Spain is the European Union country with the greatest amount of overqualified workers, meaning those with a college degree or vocational training certificate who hold a job beneath their training level. While the average for the EU of 27 was 19 percent, that figure reached 31 percent in Spain, according to a Eurostat study using 2008 figures.
These numbers refer to the native-born population. For the foreign-born, the over-qualification rate jumped to 58 percent in Spain versus 34 percent for the 27 members of the EU as a whole. The study concludes that "when employed, foreign-born persons often have more difficulties in finding a job corresponding to their level of education." The highest gap between overqualified natives and overqualified foreigners was to be found in Belgium, with rates of five percent and 14 percent respectively.
Over-qualification has been a serious problem in Spain for years, as the schooling level of the general population - especially attendance at higher education centers - has risen much faster than the number of available jobs for highly qualified workers. In a country whose economy has rested mostly on construction and the services sector, notably tourism, the percentage of the Spanish population with higher studies grew from 21 percent to 30 percent in the space of a decade, between 1999 and 2009.
An earlier study using 2006 data already showed Spain as being one of the countries with the largest number of overqualified workers (38 percent) in Europe. That study, however, did not differentiate between native-born and foreign-born workers.
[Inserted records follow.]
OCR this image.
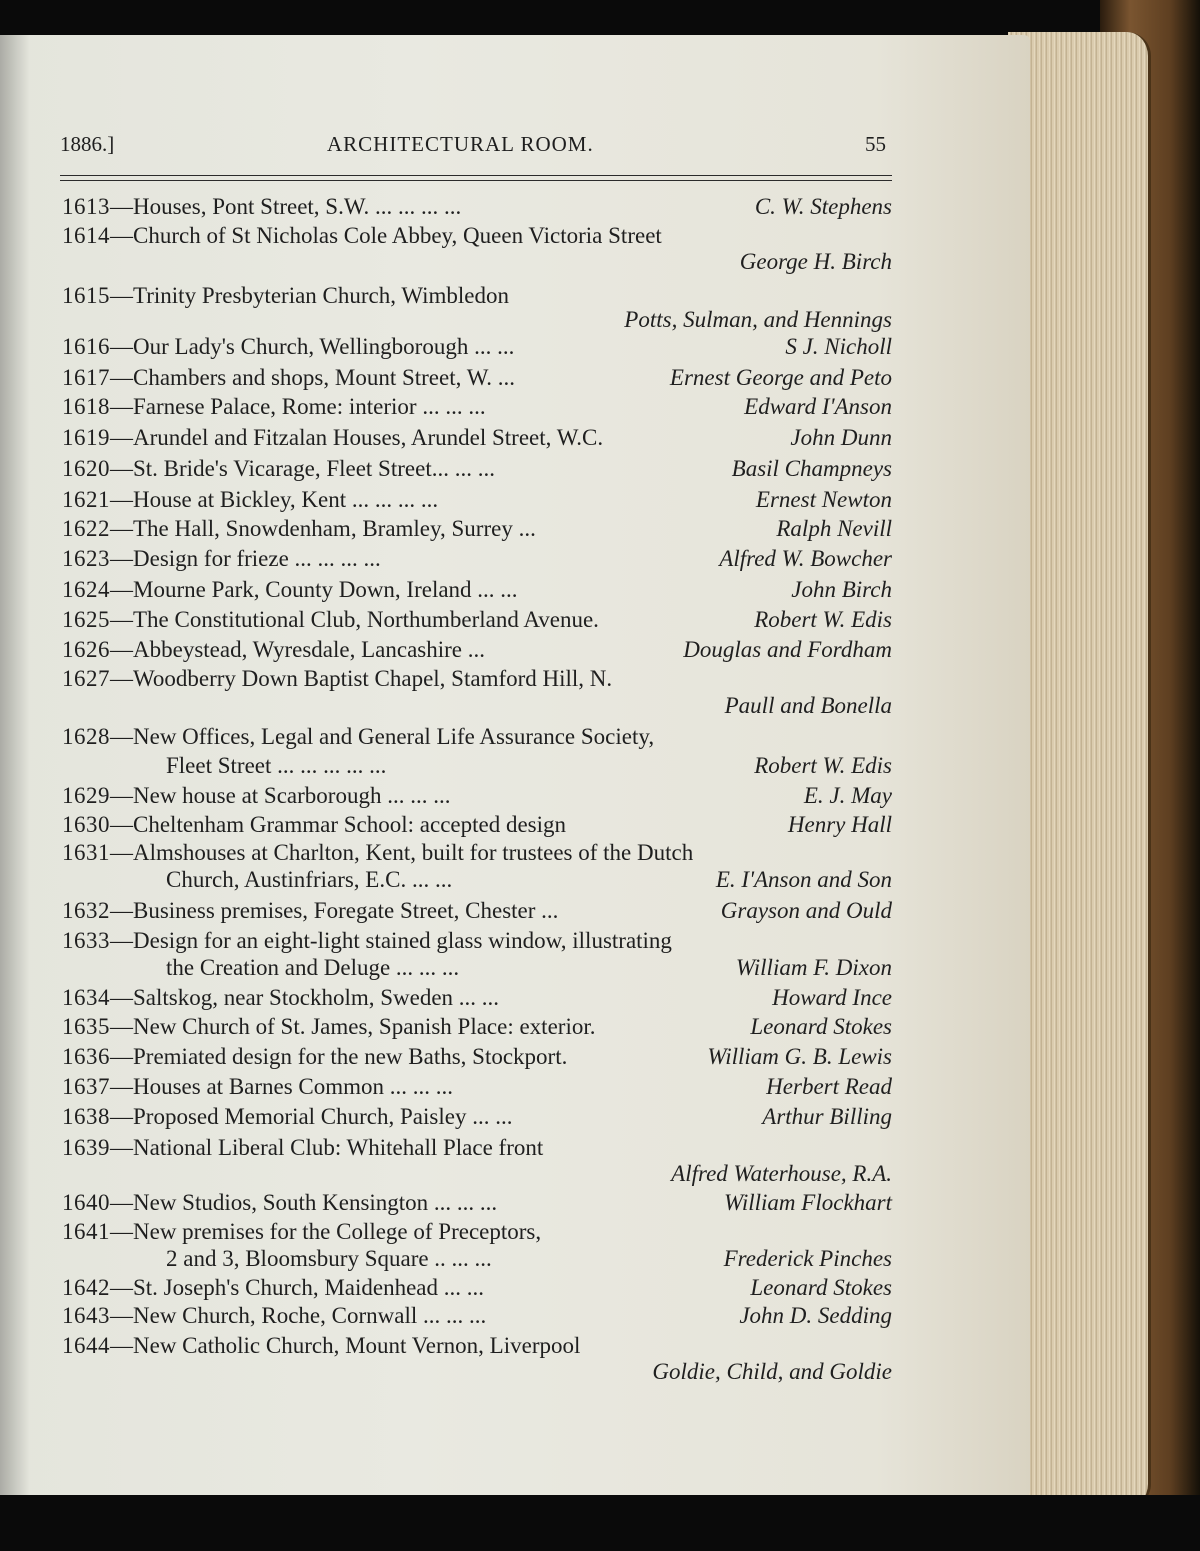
1613—Houses, Pont Street, S.W. ... ... ... ...	C. W. Stephens
1614—Church of St Nicholas Cole Abbey, Queen Victoria Street
George H. Birch
1615—Trinity Presbyterian Church, Wimbledon
Potts, Sulman, and Hennings
1616—Our Lady's Church, Wellingborough ... ...	S J. Nicholl
1617—Chambers and shops, Mount Street, W. ...	Ernest George and Peto
1618—Farnese Palace, Rome: interior ... ... ...	Edward I'Anson
1619—Arundel and Fitzalan Houses, Arundel Street, W.C.	John Dunn
1620—St. Bride's Vicarage, Fleet Street... ... ...	Basil Champneys
1621—House at Bickley, Kent ... ... ... ...	Ernest Newton
1622—The Hall, Snowdenham, Bramley, Surrey ...	Ralph Nevill
1623—Design for frieze ... ... ... ...	Alfred W. Bowcher
1624—Mourne Park, County Down, Ireland ... ...	John Birch
1625—The Constitutional Club, Northumberland Avenue.	Robert W. Edis
1626—Abbeystead, Wyresdale, Lancashire ...	Douglas and Fordham
1627—Woodberry Down Baptist Chapel, Stamford Hill, N.
Paull and Bonella
1628—New Offices, Legal and General Life Assurance Society,
Fleet Street ... ... ... ... ...	Robert W. Edis
1629—New house at Scarborough ... ... ...	E. J. May
1630—Cheltenham Grammar School: accepted design	Henry Hall
1631—Almshouses at Charlton, Kent, built for trustees of the Dutch
Church, Austinfriars, E.C. ... ...	E. I'Anson and Son
1632—Business premises, Foregate Street, Chester ...	Grayson and Ould
1633—Design for an eight-light stained glass window, illustrating
the Creation and Deluge ... ... ...	William F. Dixon
1634—Saltskog, near Stockholm, Sweden ... ...	Howard Ince
1635—New Church of St. James, Spanish Place: exterior.	Leonard Stokes
1636—Premiated design for the new Baths, Stockport.	William G. B. Lewis
1637—Houses at Barnes Common ... ... ...	Herbert Read
1638—Proposed Memorial Church, Paisley ... ...	Arthur Billing
1639—National Liberal Club: Whitehall Place front
Alfred Waterhouse, R.A.
1640—New Studios, South Kensington ... ... ...	William Flockhart
1641—New premises for the College of Preceptors,
2 and 3, Bloomsbury Square .. ... ...	Frederick Pinches
1642—St. Joseph's Church, Maidenhead ... ...	Leonard Stokes
1643—New Church, Roche, Cornwall ... ... ...	John D. Sedding
1644—New Catholic Church, Mount Vernon, Liverpool
Goldie, Child, and Goldie
1886.]	ARCHITECTURAL ROOM.	55
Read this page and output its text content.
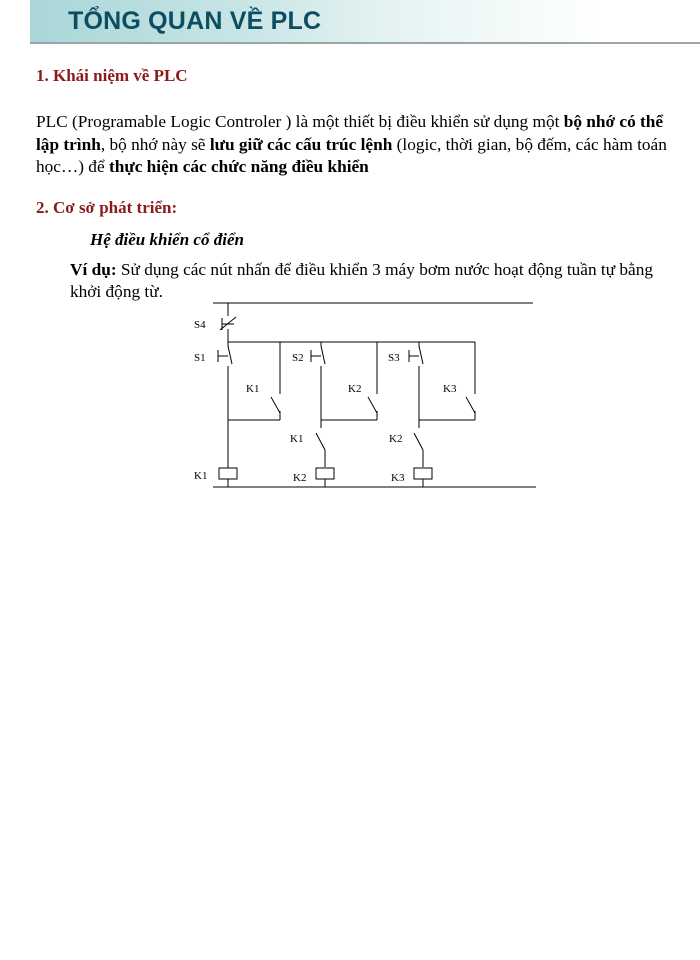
TỔNG QUAN VỀ PLC
1. Khái niệm về PLC

PLC (Programable Logic Controler ) là một thiết bị điều khiển sử dụng một bộ nhớ có thể lập trình, bộ nhớ này sẽ lưu giữ các cấu trúc lệnh (logic, thời gian, bộ đếm, các hàm toán học…) để thực hiện các chức năng điều khiển

2. Cơ sở phát triển:

Hệ điều khiển cổ điển

Ví dụ: Sử dụng các nút nhấn để điều khiển 3 máy bơm nước hoạt động tuần tự bằng khởi động từ.

S4
S1	S2	S3
K1	K2	K3
K1	K2
K1	K2	K3
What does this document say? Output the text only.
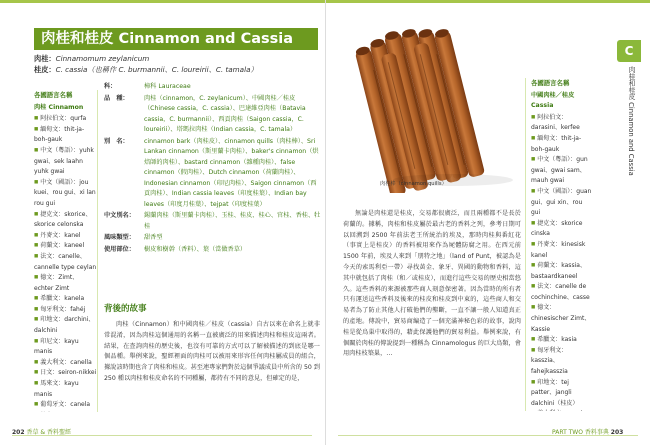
肉桂和桂皮 Cinnamon and Cassia
肉桂：Cinnamomum zeylanicum
桂皮：C. cassia（也稱作 C. burmannii、C. loureirii、C. tamala）
各國語言名稱
肉桂 Cinnamon
■ 阿拉伯文：qurfa
■ 緬甸文：thit-ja-boh-gauk
■ 中文（粵語）：yuhk gwai、sek laahn yuhk gwai
■ 中文（國語）：jou kuei、rou gui、xi lan rou gui
■ 捷克文：skorice、skorice celonska
■ 丹麥文：kanel
■ 荷蘭文：kaneel
■ 法文：canelle、cannelle type ceylan
■ 德文：Zimt、echter Zimt
■ 希臘文：kanela
■ 匈牙利文：fahéj
■ 印地文：darchini、dalchini
■ 印尼文：kayu manis
■ 義大利文：canella
■ 日文：seiron-nikkei
■ 馬來文：kayu manis
■ 葡萄牙文：canela
■
科：	樟科 Lauraceae
品　種：	肉桂（cinnamon，C. zeylanicum）、中國肉桂／桂皮（Chinese cassia，C. cassia）、巴達維亞肉桂（Batavia cassia，C. burmannii）、西貢肉桂（Saigon cassia，C. loureirii）、塔瑪拉肉桂（Indian cassia，C. tamala）
別　名：	cinnamon bark（肉桂皮）、cinnamon quills（肉桂棒）、Sri Lankan cinnamon（斯里蘭卡肉桂）、baker's cinnamon（烘焙師的肉桂）、bastard cinnamon（雜種肉桂）、false cinnamon（假肉桂）、Dutch cinnamon（荷蘭肉桂）、Indonesian cinnamon（印尼肉桂）、Saigon cinnamon（西貢肉桂）、Indian cassia leaves（印度桂葉）、Indian bay leaves（印度月桂葉）、tejpat（印度桂葉）
中文別名：	錫蘭肉桂（斯里蘭卡肉桂）、玉桂、桂皮、桂心、官桂、香桂、牡桂
風味類型：	甜香型
使用部位：	樹皮和樹幹（香料）、葉（當做香草）
背後的故事
肉桂（Cinnamon）和中國肉桂／桂皮（cassia）自古以來在命名上就非常混淆，因為肉桂這個通用的名稱一直被廣泛的用來描述肉桂和桂皮這兩者。結果，在查詢肉桂的歷史後，也沒有可靠的方式可以了解被描述的到底是哪一個品種。舉例來說，聖經裡面的肉桂可以被用來形容任何肉桂屬成員的組合，據說該時期也含了肉桂和桂皮。甚至連專家們對於這個爭議成員中所含的 50 到 250 種以肉桂和桂皮命名的不同種屬，都持有不同的意見，但確定的是，
肉桂棒（cinnamon quills）
無論是肉桂還是桂皮，交易都很廣泛，而且兩種都不是長於荷蘭的。據稱，肉桂和桂皮屬於最古老的香料之列，參考日期可以回溯到 2500 年前法老王所統治的埃及，那時肉桂與番紅花（事實上是桂皮）的香料被用來作為屍體防腐之用。在西元前 1500 年前，埃及人來到「朋特之地」（land of Punt，被認為是今天的索馬利亞一帶）尋找黃金、象牙、異國的動物和香料，這其中就包括了肉桂（和／或桂皮），而進行這些交易的歷史相當悠久。這些香料的來源被那些商人刻意保密著。因為當時的所有者只有運送這些香料及後來的桂皮和桂皮到中東的，這些商人和交易者為了防止其他人打破他們的壟斷，一直不讓一般人知道真正的產地。傳說中，貿易商編造了一個充滿神秘色彩的故事，說肉桂是從鳥巢中取得的，藉此保護他們的貿易利益。舉例來說，有個關於肉桂的傳說提到一種稱為 Cinnamologus 的巨大鳥類，會用肉桂枝築巢，…
各國語言名稱
中國肉桂／桂皮 Cassia
■ 阿拉伯文：darasini、kerfee
■ 緬甸文：thit-ja-boh-gauk
■ 中文（粵語）：gun gwai、gwai sam、mauh gwai
■ 中文（國語）：guan gui、gui xin、rou gui
■ 捷克文：skorice cinska
■ 丹麥文：kinesisk kanel
■ 荷蘭文：kassia、bastaardkaneel
■ 法文：canelle de cochinchine、casse
■ 德文：chinesischer Zimt、Kassie
■ 希臘文：kasia
■ 匈牙利文：kasszia、fahejkasszia
■ 印地文：tej patter、jangli dalchini（桂皮）
■
C
肉桂和桂皮 Cinnamon and Cassia
202 香草 & 香料聖經	PART TWO 香料事典 203
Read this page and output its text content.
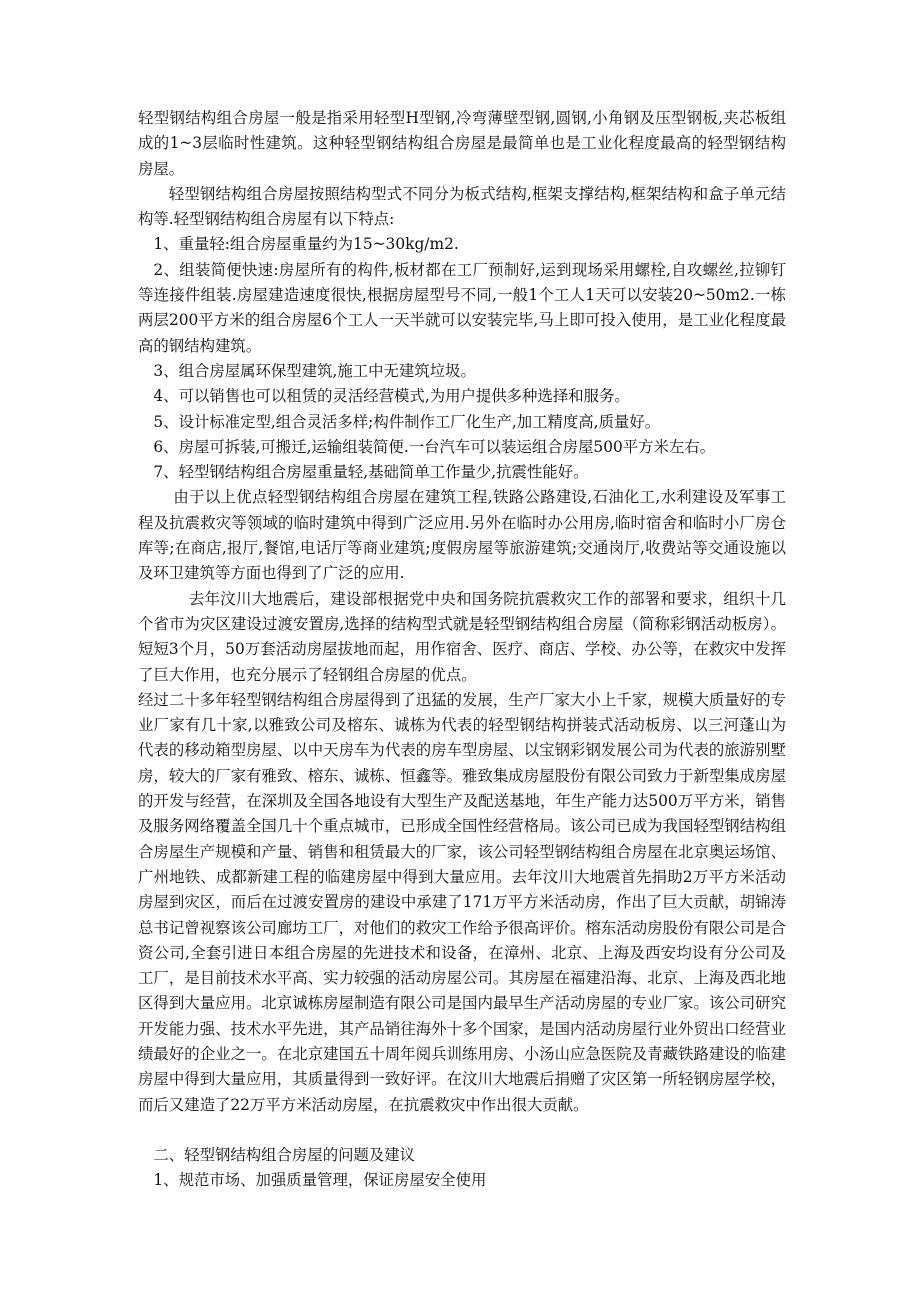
轻型钢结构组合房屋一般是指采用轻型H型钢,冷弯薄壁型钢,圆钢,小角钢及压型钢板,夹芯板组成的1~3层临时性建筑。这种轻型钢结构组合房屋是最简单也是工业化程度最高的轻型钢结构房屋。

轻型钢结构组合房屋按照结构型式不同分为板式结构,框架支撑结构,框架结构和盒子单元结构等.轻型钢结构组合房屋有以下特点:

1、重量轻:组合房屋重量约为15~30kg/m2.

2、组装简便快速:房屋所有的构件,板材都在工厂预制好,运到现场采用螺栓,自攻螺丝,拉铆钉等连接件组装.房屋建造速度很快,根据房屋型号不同,一般1个工人1天可以安装20~50m2.一栋两层200平方米的组合房屋6个工人一天半就可以安装完毕,马上即可投入使用，是工业化程度最高的钢结构建筑。

3、组合房屋属环保型建筑,施工中无建筑垃圾。

4、可以销售也可以租赁的灵活经营模式,为用户提供多种选择和服务。

5、设计标准定型,组合灵活多样;构件制作工厂化生产,加工精度高,质量好。

6、房屋可拆装,可搬迁,运输组装简便.一台汽车可以装运组合房屋500平方米左右。

7、轻型钢结构组合房屋重量轻,基础简单工作量少,抗震性能好。

由于以上优点轻型钢结构组合房屋在建筑工程,铁路公路建设,石油化工,水利建设及军事工程及抗震救灾等领域的临时建筑中得到广泛应用.另外在临时办公用房,临时宿舍和临时小厂房仓库等;在商店,报厅,餐馆,电话厅等商业建筑;度假房屋等旅游建筑;交通岗厅,收费站等交通设施以及环卫建筑等方面也得到了广泛的应用.

去年汶川大地震后，建设部根据党中央和国务院抗震救灾工作的部署和要求，组织十几个省市为灾区建设过渡安置房,选择的结构型式就是轻型钢结构组合房屋（简称彩钢活动板房）。短短3个月，50万套活动房屋拔地而起，用作宿舍、医疗、商店、学校、办公等，在救灾中发挥了巨大作用，也充分展示了轻钢组合房屋的优点。

经过二十多年轻型钢结构组合房屋得到了迅猛的发展，生产厂家大小上千家，规模大质量好的专业厂家有几十家,以雅致公司及榕东、诚栋为代表的轻型钢结构拼装式活动板房、以三河蓬山为代表的移动箱型房屋、以中天房车为代表的房车型房屋、以宝钢彩钢发展公司为代表的旅游别墅房，较大的厂家有雅致、榕东、诚栋、恒鑫等。雅致集成房屋股份有限公司致力于新型集成房屋的开发与经营，在深圳及全国各地设有大型生产及配送基地，年生产能力达500万平方米，销售及服务网络覆盖全国几十个重点城市，已形成全国性经营格局。该公司已成为我国轻型钢结构组合房屋生产规模和产量、销售和租赁最大的厂家，该公司轻型钢结构组合房屋在北京奥运场馆、广州地铁、成都新建工程的临建房屋中得到大量应用。去年汶川大地震首先捐助2万平方米活动房屋到灾区，而后在过渡安置房的建设中承建了171万平方米活动房，作出了巨大贡献，胡锦涛总书记曾视察该公司廊坊工厂，对他们的救灾工作给予很高评价。榕东活动房股份有限公司是合资公司,全套引进日本组合房屋的先进技术和设备，在漳州、北京、上海及西安均设有分公司及工厂，是目前技术水平高、实力较强的活动房屋公司。其房屋在福建沿海、北京、上海及西北地区得到大量应用。北京诚栋房屋制造有限公司是国内最早生产活动房屋的专业厂家。该公司研究开发能力强、技术水平先进，其产品销往海外十多个国家，是国内活动房屋行业外贸出口经营业绩最好的企业之一。在北京建国五十周年阅兵训练用房、小汤山应急医院及青藏铁路建设的临建房屋中得到大量应用，其质量得到一致好评。在汶川大地震后捐赠了灾区第一所轻钢房屋学校，而后又建造了22万平方米活动房屋，在抗震救灾中作出很大贡献。

二、轻型钢结构组合房屋的问题及建议

1、规范市场、加强质量管理，保证房屋安全使用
In any case, three long years of economic crisis have elapsed since those figures were collected and analyzed, and there have been dramatic changes in the Spanish unemployment rate, which shot up from 11 percent to over 20 percent (45 percent for young people). In 2009, José García-Montalvo, an economics professor at Pompeu Fabra University, predicted that over-qualification levels in Spain could rise even more in the midterm, since many people with few or no studies and out of a job might take that opportunity to get a higher degree, thus pushing up overall educational levels in the country. Recent enrollment figures seem to confirm that prediction, as registrations in mid-level vocational courses grew over 15 percent in the last two school years, while college admissions rose around 10 percent.
Meanwhile, there is nothing to suggest a similar rise in available jobs for highly qualified workers.
Over-qualification rates may have already varied greatly for foreign-born workers, since nine out of every 10 people who move out of the country are foreigners, according to Spain's National Statistics Institute. The over-qualification rate for foreign-born workers in Spain was 58 percent in 2008, only surpassed by Greece at 62 percent. In general, the gap between both groups is enormous across the 27 member states. Foreigners were also much more likely to fall into poverty (18 percent for natives and 32 percent for foreigners) or to live in crowded dwellings (three percent versus 12 percent), a reflection of a less favorable socioeconomic situation.